Church happens inside a theater with plush leather stadium seats. As approximately 50 congregants trickle in — hipster dads with Sunday-morning stubble and retro eyeglasses, women in designer jeans with their hair pulled into ponytails — an extended remix of Justin Timberlake’s “Suit & Tie” thumps through the sound system. (The church embraces secular music.) The house music fades. A band in front begins a set of contemporary songs, some with vaguely spiritual lyrics. The leader of this morning’s service is 32-year-old Landon Pickering, whose title at Fellowship is global youth pastor. He is also the pastor at this branch and at the church’s downtown Dallas location. Pickering (he goes by “l_pick” on Instagram) welcomes the crowd with enthusiasm. They hand it back. Pickering has movie-star looks, tatts on his arms and speaks in a sort of urban dialect. He is also dating his boss’s eldest daughter, LeeBeth Young, 27, who works in communications and video for the church and is on hand this morning to help out.
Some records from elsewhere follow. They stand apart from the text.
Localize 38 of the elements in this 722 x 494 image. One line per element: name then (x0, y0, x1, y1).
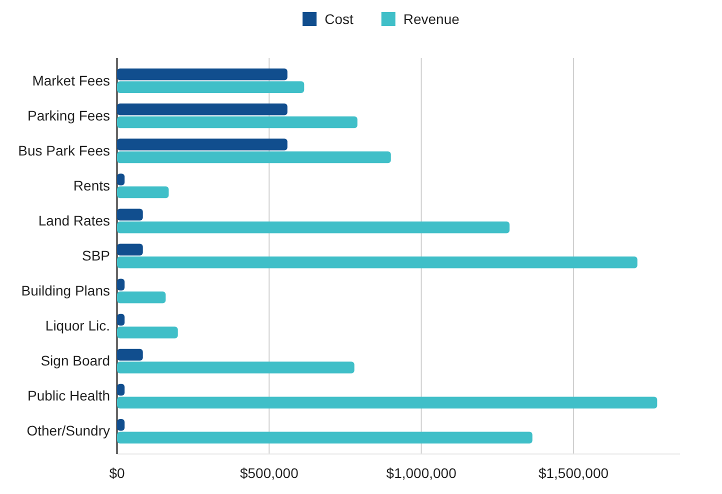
bar (117, 292, 166, 304)
bar (117, 208, 143, 220)
y-tick-label: Land Rates (38, 212, 110, 228)
bar (117, 116, 358, 128)
y-tick-label: Liquor Lic. (45, 318, 110, 334)
bar (117, 81, 304, 94)
bar (117, 221, 510, 234)
legend-label: Cost (324, 11, 354, 27)
bar (117, 362, 354, 374)
bar (117, 104, 288, 116)
bar (117, 68, 288, 80)
y-tick-label: Building Plans (21, 282, 110, 299)
y-tick-label: SBP (82, 247, 110, 264)
bar (117, 256, 638, 268)
bar (117, 151, 391, 164)
y-tick-label: Sign Board (40, 352, 110, 369)
bar (117, 174, 125, 186)
y-tick-label: Market Fees (32, 72, 110, 88)
y-tick-label: Other/Sundry (26, 422, 110, 439)
bar (117, 326, 178, 338)
x-tick-label: $500,000 (240, 464, 299, 481)
bar (117, 348, 143, 361)
bar (117, 432, 532, 444)
x-tick-label: $0 (109, 464, 125, 481)
y-tick-label: Parking Fees (28, 107, 110, 124)
bar (117, 244, 143, 256)
y-tick-label: Public Health (28, 388, 110, 404)
y-tick-label: Bus Park Fees (18, 142, 110, 158)
bar (117, 384, 125, 396)
bar (117, 138, 288, 150)
y-tick-label: Rents (73, 177, 110, 194)
bar (117, 314, 125, 326)
legend-label: Revenue (403, 11, 460, 27)
bar (117, 396, 658, 408)
x-tick-label: $1,500,000 (538, 464, 609, 481)
bar (117, 418, 125, 431)
bar (117, 186, 169, 198)
x-tick-label: $1,000,000 (386, 464, 457, 481)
The screen darkens. A video with better special effects than most Syfy channel shows begins. It depicts a set of bones magically being enveloped in tendons, then flesh, then skin, until a whole man — naked and ripped, but shown in chaste tight shots — stands upright. Music swells. Cross-dissolve. Ed Young is now on-screen, live, at the Grapevine church, flanked by two medical-supply skeletons. The hashtag for today’s sermon and the handles of Ed’s Twitter and Instagram accounts remain posted in the screen’s lower corner. Want to accept Christ into your life at the end of the service? Hit #32898 on your smartphone and ushers will assist. Young wears a black hoodie with shiny zippers, snug rust-colored pants and chunky lace-up black boots. Later that morning, for the 11:30 service at the mother church, he will don a new outfit: blue oxford button-down, plaid vest, jeans cuffed at the ankles and wingtips with no socks. (One of Young’s side projects is a blog he started, called pastorfashion.com.) Ahead of his arrival? An elaborate production number interpreting “Radioactive,” an end-times anthem and hit song by Las Vegas rock band Imagine Dragons. A young woman on-stage sings the apocalyptic tune while laser lights slice through a thickening mist from a fog machine. Behind her, three jumbo screens flash disturbing images of gas masks. At stagefront, two breakdancers in yellow biohazard suits contort and gyrate, and simulate drum-beating on large toxic-waste barrels.